MongoDB Full and Partial Text Search
Solution 1
As at MongoDB 3.4, the text search feature is designed to support case-insensitive searches on text content with language-specific rules for stopwords and stemming. Stemming rules for supported languages are based on standard algorithms which generally handle common verbs and nouns but are unaware of proper nouns.
There is no explicit support for partial or fuzzy matches, but terms that stem to a similar result may appear to be working as such. For example: "taste", "tastes", and tasteful" all stem to "tast". Try the Snowball Stemming Demo page to experiment with more words and stemming algorithms.
Your results that match are all variations on the same word "LEONEL", and vary only by case and diacritic. Unless "LEONEL" can be stemmed to something shorter by the rules of your selected language, these are the only type of variations that will match.

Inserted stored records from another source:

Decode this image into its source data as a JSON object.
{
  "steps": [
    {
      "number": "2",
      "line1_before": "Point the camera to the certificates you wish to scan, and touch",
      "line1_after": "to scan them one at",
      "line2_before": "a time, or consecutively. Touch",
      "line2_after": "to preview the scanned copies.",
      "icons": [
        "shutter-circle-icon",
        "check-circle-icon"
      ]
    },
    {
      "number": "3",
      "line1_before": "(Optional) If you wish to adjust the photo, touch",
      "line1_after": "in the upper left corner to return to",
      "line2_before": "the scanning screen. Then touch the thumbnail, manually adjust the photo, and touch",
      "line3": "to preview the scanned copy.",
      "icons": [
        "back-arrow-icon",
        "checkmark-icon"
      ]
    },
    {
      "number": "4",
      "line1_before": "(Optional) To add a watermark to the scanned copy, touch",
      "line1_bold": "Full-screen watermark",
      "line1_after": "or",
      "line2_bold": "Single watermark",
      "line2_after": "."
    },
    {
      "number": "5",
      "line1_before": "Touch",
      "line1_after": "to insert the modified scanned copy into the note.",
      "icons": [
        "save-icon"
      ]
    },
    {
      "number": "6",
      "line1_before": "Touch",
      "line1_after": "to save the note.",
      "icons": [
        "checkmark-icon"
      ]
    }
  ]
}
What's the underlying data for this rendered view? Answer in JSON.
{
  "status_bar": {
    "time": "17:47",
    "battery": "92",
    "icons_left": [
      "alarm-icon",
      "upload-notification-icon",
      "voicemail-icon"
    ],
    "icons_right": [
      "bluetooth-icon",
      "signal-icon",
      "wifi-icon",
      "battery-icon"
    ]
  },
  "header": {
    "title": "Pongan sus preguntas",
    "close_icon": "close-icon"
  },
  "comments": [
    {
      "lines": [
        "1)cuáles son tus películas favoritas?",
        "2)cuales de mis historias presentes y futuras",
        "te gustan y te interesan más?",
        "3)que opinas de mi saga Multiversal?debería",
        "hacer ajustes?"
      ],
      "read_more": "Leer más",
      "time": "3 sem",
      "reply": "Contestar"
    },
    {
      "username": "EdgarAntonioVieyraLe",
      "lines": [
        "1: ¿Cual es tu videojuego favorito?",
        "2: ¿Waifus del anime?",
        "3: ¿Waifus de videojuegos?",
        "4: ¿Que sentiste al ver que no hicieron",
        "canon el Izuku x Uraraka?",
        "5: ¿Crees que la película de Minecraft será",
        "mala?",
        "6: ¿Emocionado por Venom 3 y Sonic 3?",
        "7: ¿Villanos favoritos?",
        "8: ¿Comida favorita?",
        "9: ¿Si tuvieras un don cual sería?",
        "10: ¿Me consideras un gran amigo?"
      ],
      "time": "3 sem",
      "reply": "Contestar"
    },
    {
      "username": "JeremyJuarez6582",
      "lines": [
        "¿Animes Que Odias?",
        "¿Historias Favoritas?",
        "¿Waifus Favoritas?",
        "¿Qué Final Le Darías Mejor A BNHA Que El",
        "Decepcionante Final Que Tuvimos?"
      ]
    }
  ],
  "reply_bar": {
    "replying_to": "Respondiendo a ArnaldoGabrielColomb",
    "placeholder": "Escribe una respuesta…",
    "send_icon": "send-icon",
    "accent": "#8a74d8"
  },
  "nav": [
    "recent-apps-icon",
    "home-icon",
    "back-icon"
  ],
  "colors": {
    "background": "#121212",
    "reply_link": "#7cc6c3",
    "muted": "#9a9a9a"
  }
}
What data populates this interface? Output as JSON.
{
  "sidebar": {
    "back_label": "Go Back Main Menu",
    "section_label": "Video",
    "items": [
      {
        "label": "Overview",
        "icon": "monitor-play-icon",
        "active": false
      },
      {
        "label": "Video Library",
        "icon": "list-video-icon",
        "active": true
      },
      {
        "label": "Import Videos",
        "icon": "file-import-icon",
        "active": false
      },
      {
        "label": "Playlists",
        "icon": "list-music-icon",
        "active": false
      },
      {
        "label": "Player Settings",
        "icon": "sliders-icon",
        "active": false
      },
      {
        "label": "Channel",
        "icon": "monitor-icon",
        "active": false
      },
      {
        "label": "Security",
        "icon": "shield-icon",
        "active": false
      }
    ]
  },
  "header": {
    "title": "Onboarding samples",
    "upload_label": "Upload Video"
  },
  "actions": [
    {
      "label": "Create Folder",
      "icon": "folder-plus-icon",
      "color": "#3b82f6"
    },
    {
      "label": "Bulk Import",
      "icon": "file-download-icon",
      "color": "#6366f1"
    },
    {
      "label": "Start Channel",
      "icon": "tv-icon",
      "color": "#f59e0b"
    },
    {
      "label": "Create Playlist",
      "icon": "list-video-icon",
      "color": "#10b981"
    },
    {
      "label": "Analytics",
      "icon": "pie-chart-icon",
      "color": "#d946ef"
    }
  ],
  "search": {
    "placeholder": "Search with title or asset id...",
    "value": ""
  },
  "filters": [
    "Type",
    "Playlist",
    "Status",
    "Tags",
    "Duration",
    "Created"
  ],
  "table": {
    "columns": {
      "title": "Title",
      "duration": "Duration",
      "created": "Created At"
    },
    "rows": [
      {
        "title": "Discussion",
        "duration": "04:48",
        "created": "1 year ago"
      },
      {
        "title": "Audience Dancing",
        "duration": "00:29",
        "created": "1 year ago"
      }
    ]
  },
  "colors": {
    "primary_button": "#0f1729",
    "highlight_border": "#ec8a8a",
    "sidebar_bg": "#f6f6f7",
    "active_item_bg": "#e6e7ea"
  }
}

If you want to do efficient partial matches you'll need to take a different approach. For some helpful ideas see:
- Efficient Techniques for Fuzzy and Partial matching in MongoDB by John Page
- Efficient Partial Keyword Searches by James Tan
There is a relevant improvement request you can watch/upvote in the MongoDB issue tracker: SERVER-15090: Improve Text Indexes to support partial word match.
Solution 2
As Mongo currently does not supports partial search by default...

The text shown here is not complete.